Si vous êtes un fan de l’esthétique médiévale traditionnelle des manuscrits, alors Type or Die devrait vous offrir suffisamment de matériel centré sur le temps pour vous émerveiller. De ses étranges gribouillis de moine à ses polices classiques et emblématiques, fidèles à ses racines, Type or Die livre une sorte de capsule temporelle — un monde dans lequel tout saigne de l’encre et des singularités, des créatures douteuses et des nonsens graphiques qui, franchement, seuls les scribe de l’ancien temps auraient pu inventer ou comprendre. Il capture tout cela plutôt bien, également, étant donné l’échelle et la nature simpliste du jeu lui-même.
Évidemment, si vous avez l’habitude d’apprécier les jeux de frappe astucieux qui fréquentent des éléments de rogue-like, alors Type or Die est susceptible de vous donner quelque chose à écrire à la maison. Il s’agit encore d’un jeu qui retient quelques défauts mineurs, mais pour rendre hommage à ce qui est dû, il fait une solide expérience de frappe de niveau d’entrée. C’est juste dommage qu’il s’appuie sur l’IA pour aider à construire ses cartes et ses symboles. Non que cela soit un facteur de rupture, bien sûr.
Il y a un problème majeur ici qui assombrit l’humeur, et c’est la bibliothèque de mots. Vous voyez, dans la plupart des jeux de frappe, vous auriez des centaines, voire des milliers de mots à lancer, alors que dans Type or Die vous n’avez qu’un petit approvisionnement pour travailler. En d’autres termes, vous pouvez voir et, plus important encore, expérimenter tout ce que Type or Die offre dans la première session. Et c’est dommage, étant donné que c’est, avant tout, un jeu de frappe. Avec le temps, peut-être qu’il s’accrochera à de nouvelles phrases et idées créatives. Pour l’instant, cependant, il n’y a pas grand-chose à écrire à la maison.
Verdict

Type or Die mélange la mythologie médiévale avec la scripture moderne de rogue-like pour créer un simple mais honnête battage de cartes et de mots qui peut permettre même aux plus inexpérimentés des frappeurs de mener des guerres de papier sur la ligne de fond d’un manuscrit étrangement engageant. Évidemment, même s’il tombe dans une catégorie familière de jeux de frappe, son adoption astucieuse de divers éléments de rogue-like et de mécanismes de jeu de société ajoute certainement une couche supplémentaire au plan ici. Son utilisation de l’IA est un peu décevante, je l’admets, mais cela n’assombrit pas l’expérience globale — et c’est bien. C’est une marque sur la ceinture, rien de plus, rien de moins.

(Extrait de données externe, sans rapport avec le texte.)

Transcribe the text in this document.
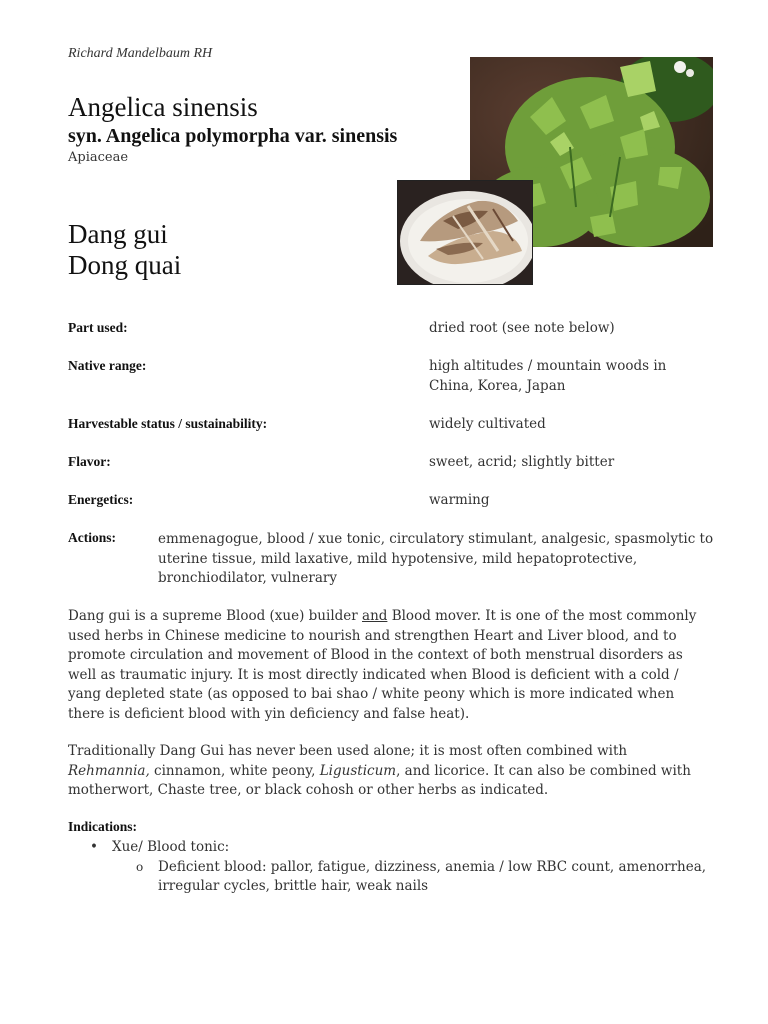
Richard Mandelbaum RH
Angelica sinensis
syn. Angelica polymorpha var. sinensis
Apiaceae
Dang gui
Dong quai
Part used:	dried root (see note below)
Native range:	high altitudes / mountain woods in China, Korea, Japan
Harvestable status / sustainability:	widely cultivated
Flavor:	sweet, acrid; slightly bitter
Energetics:	warming
Actions:	emmenagogue, blood / xue tonic, circulatory stimulant, analgesic, spasmolytic to uterine tissue, mild laxative, mild hypotensive, mild hepatoprotective, bronchiodilator, vulnerary
Dang gui is a supreme Blood (xue) builder and Blood mover. It is one of the most commonly used herbs in Chinese medicine to nourish and strengthen Heart and Liver blood, and to promote circulation and movement of Blood in the context of both menstrual disorders as well as traumatic injury. It is most directly indicated when Blood is deficient with a cold / yang depleted state (as opposed to bai shao / white peony which is more indicated when there is deficient blood with yin deficiency and false heat).
Traditionally Dang Gui has never been used alone; it is most often combined with Rehmannia, cinnamon, white peony, Ligusticum, and licorice. It can also be combined with motherwort, Chaste tree, or black cohosh or other herbs as indicated.
Indications:
• Xue/ Blood tonic:
o Deficient blood: pallor, fatigue, dizziness, anemia / low RBC count, amenorrhea, irregular cycles, brittle hair, weak nails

Avec tout ce qui a été dit, si vous aimez les jeux de frappe qui sont similaires à ceux de Final Sentence, alors vous pourriez trouver un bon endroit pour étirer vos doigts dans ce manuscrit gothique. Il s’agit encore d’un jeu simple qui s’appuie sur beaucoup des pièges habituels d’un jeu de frappe, je l’admets. Quand tout est dit et fait, cependant, il fait une lecture plutôt facile. Merci aux moines, je suppose.
Critique de Type or Die (PC)
Thank the Monks
Type or Die mixes medieval mythology with modern rogue-like scripture to create a simple yet candid card and word-based battler that can allow for even the most inexperienced typists to wage paper wars on the bottom line of an oddly compelling manuscript. Of course, while it stills falls into a familiar category of typing games, its clever adoption of various rogue-like elements and board game mechanics certainly adds an extra layer to the blueprint here.